If you’re a bit of a forager, you may already pick wild leaves, or if you’re into gardening, you’ll probably have weeds such as pennywort, chickweed and bittercress growing in the borders, which are ideal for the salad bowl.

Other interesting leaves you can grow include land cress, rocket and silver sorrel, all of which will get your dinner guests talking. When it comes to dressings, I’m a bit of a vinegar addict. I have a cupboard full of countless varieties from good cider to muscatel.

Mix up a glug of your favourite with a splash of oil and you’ve got the recipe for a perfect salad dressing; just add leaves.

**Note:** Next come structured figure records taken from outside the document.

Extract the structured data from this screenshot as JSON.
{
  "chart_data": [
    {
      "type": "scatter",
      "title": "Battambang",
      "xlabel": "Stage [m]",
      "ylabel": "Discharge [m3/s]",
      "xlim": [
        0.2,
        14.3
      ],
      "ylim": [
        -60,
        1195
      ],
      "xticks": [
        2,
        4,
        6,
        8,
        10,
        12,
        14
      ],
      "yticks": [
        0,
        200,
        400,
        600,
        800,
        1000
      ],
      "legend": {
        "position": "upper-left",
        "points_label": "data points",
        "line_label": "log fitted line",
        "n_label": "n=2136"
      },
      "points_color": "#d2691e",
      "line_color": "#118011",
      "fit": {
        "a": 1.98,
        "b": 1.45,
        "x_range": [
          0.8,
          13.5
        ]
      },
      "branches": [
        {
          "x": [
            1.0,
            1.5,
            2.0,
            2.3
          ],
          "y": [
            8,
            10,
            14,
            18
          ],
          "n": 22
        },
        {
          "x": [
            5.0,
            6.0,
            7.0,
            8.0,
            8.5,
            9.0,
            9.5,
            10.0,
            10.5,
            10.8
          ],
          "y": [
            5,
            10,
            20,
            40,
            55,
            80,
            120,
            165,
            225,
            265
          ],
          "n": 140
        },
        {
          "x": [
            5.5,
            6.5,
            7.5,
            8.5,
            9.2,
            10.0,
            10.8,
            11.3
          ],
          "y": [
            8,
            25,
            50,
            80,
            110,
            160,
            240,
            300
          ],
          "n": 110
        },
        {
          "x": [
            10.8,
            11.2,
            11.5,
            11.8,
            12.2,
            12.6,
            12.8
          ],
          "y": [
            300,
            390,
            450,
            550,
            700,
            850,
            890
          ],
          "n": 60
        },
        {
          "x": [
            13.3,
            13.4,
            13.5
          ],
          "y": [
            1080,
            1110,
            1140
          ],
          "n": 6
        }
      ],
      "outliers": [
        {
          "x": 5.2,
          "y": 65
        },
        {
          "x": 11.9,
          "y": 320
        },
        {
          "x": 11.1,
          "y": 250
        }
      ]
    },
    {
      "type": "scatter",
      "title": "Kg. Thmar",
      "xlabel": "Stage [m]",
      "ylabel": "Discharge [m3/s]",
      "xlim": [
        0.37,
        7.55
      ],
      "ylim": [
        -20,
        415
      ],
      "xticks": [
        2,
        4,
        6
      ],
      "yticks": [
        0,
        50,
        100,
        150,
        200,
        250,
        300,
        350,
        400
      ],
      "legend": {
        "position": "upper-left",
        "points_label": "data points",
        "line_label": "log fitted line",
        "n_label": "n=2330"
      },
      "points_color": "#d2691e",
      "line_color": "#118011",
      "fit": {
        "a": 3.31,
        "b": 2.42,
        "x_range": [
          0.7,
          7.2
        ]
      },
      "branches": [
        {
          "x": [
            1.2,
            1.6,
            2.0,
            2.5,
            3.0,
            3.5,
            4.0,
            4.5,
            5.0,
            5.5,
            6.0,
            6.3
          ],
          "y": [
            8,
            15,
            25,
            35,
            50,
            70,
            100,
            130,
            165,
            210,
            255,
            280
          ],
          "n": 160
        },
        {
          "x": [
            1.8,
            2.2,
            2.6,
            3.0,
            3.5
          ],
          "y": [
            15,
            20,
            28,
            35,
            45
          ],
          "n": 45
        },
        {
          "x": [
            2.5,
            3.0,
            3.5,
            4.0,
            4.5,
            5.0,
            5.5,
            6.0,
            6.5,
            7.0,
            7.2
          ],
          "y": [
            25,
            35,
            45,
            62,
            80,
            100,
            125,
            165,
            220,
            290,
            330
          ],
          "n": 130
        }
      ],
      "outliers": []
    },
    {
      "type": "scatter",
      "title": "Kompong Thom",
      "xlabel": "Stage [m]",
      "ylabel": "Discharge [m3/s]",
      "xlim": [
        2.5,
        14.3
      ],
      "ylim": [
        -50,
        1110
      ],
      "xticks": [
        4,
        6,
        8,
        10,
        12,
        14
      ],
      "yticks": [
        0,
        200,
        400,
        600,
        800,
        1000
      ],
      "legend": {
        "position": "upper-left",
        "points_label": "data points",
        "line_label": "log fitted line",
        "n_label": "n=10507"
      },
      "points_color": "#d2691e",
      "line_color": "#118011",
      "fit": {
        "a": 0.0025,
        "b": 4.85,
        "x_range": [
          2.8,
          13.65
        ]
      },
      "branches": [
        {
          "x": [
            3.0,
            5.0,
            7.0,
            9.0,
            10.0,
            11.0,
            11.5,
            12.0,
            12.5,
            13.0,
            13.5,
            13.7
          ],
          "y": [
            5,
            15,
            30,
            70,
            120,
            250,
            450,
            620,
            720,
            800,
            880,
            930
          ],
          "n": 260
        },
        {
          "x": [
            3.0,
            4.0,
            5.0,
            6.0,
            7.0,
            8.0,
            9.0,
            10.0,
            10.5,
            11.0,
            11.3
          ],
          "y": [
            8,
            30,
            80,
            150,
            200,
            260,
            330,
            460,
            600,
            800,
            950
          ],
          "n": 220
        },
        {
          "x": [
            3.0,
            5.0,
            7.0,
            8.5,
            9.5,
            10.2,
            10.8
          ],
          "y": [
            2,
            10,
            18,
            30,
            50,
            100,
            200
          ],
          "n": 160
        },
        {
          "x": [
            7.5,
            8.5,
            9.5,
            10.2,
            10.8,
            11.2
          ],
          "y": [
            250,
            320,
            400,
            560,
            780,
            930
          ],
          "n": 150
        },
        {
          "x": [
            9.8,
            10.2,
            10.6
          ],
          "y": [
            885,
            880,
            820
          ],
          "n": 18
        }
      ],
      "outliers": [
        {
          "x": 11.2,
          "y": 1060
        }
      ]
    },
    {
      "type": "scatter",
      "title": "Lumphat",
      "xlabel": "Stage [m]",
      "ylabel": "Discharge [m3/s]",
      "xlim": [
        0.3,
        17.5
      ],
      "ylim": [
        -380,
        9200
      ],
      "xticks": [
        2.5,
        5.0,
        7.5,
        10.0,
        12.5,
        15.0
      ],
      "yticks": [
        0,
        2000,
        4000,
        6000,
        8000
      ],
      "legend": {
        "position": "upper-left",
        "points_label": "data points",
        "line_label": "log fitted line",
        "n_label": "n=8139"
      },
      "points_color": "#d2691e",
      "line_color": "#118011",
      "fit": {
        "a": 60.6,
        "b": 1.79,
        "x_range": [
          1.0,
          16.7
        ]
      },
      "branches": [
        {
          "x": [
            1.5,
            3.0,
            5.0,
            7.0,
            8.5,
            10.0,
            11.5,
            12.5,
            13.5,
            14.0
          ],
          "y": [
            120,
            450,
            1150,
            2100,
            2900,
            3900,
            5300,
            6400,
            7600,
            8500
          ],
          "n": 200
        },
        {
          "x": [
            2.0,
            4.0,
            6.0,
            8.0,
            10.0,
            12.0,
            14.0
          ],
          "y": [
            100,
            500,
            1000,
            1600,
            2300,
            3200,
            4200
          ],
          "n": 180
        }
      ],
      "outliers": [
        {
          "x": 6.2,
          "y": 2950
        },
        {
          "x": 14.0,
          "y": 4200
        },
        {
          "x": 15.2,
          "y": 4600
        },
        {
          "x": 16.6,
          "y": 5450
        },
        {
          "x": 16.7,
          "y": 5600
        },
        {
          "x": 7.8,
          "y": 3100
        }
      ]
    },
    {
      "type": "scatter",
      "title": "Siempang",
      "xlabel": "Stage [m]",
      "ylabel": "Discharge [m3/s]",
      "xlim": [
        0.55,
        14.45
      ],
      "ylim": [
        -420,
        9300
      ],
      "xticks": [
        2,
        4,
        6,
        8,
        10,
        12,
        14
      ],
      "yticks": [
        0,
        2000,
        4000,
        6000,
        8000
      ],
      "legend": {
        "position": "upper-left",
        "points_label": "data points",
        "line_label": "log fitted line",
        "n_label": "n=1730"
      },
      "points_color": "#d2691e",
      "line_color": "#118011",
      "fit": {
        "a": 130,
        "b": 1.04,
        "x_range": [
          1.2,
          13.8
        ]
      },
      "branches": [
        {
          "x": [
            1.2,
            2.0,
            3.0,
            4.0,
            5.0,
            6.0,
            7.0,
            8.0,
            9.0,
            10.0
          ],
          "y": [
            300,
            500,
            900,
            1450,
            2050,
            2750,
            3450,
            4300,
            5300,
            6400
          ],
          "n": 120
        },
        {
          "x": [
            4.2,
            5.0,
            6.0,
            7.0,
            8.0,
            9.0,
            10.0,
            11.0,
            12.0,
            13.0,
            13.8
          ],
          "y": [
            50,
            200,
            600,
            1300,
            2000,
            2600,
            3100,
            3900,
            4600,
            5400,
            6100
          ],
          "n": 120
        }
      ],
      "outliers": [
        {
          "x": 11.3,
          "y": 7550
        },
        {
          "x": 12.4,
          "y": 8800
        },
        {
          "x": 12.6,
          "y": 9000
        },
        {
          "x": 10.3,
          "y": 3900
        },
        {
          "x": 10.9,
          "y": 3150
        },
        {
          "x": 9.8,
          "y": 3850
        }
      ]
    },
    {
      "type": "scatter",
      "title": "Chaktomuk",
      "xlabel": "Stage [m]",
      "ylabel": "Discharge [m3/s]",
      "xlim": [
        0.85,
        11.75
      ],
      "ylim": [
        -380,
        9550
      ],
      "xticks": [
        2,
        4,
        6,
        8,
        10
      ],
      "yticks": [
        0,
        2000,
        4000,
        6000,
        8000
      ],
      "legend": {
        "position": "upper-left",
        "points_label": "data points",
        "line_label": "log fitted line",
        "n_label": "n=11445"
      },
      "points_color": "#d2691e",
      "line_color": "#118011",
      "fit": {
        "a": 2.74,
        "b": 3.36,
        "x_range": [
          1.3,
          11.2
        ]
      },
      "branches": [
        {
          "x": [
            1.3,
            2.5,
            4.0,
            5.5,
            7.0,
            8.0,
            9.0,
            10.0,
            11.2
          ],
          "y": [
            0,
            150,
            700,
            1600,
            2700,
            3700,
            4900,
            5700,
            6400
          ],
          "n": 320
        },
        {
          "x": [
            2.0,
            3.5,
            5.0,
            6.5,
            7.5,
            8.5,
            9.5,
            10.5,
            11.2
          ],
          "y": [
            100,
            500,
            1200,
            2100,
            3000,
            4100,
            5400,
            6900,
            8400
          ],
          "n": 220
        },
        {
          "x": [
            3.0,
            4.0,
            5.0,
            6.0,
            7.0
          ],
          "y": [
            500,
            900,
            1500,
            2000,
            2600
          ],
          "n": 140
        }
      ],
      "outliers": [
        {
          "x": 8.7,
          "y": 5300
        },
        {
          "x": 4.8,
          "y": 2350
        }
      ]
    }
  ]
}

You can use any cut of steak for this: rib, sirloin, rump, or better still, hanger (onglet). I like to use peppery leaves like rocket, land cress and watercress in this salad. Add some texture with a couple of cos lettuce hearts.

The salad
2 x 300g steaks
200g or so of salad leaves (see opposite)
5–6 medium shallots, halved, root removed and sliced
Flour for dusting
100ml milk
Salt and freshly ground black pepper

The dressing
1½tbsp good-quality red wine vinegar
2tbsp extra-virgin olive oil
2tbsp vegetable or corn oil
½tbsp Dijon mustard

Directions
1 | Pre-heat about 8cm of oil to 160–180ºC in a large, thick-bottomed saucepan or deep-fat fryer. Put the shallots into the flour, shaking off any excess, then mix through the milk, and then through the flour again, shaking off any excess. Fry them, a handful at a time for 3–4 minutes until crisp, then remove with a slotted spoon and drain on some kitchen paper. You don’t need to worry about keeping these hot.
2 | Heat a ribbed griddle pan or a heavy-bottomed frying pan, or better still a barbecue. Season the steaks well and cook to
your liking. For me, it has
to be rare, especially in a salad. Make the dressing by mixing the ingredients together and seasoning. Dress the leaves and arrange on serving plates. Slice the steak and add it to the salad, then scatter the shallots on top.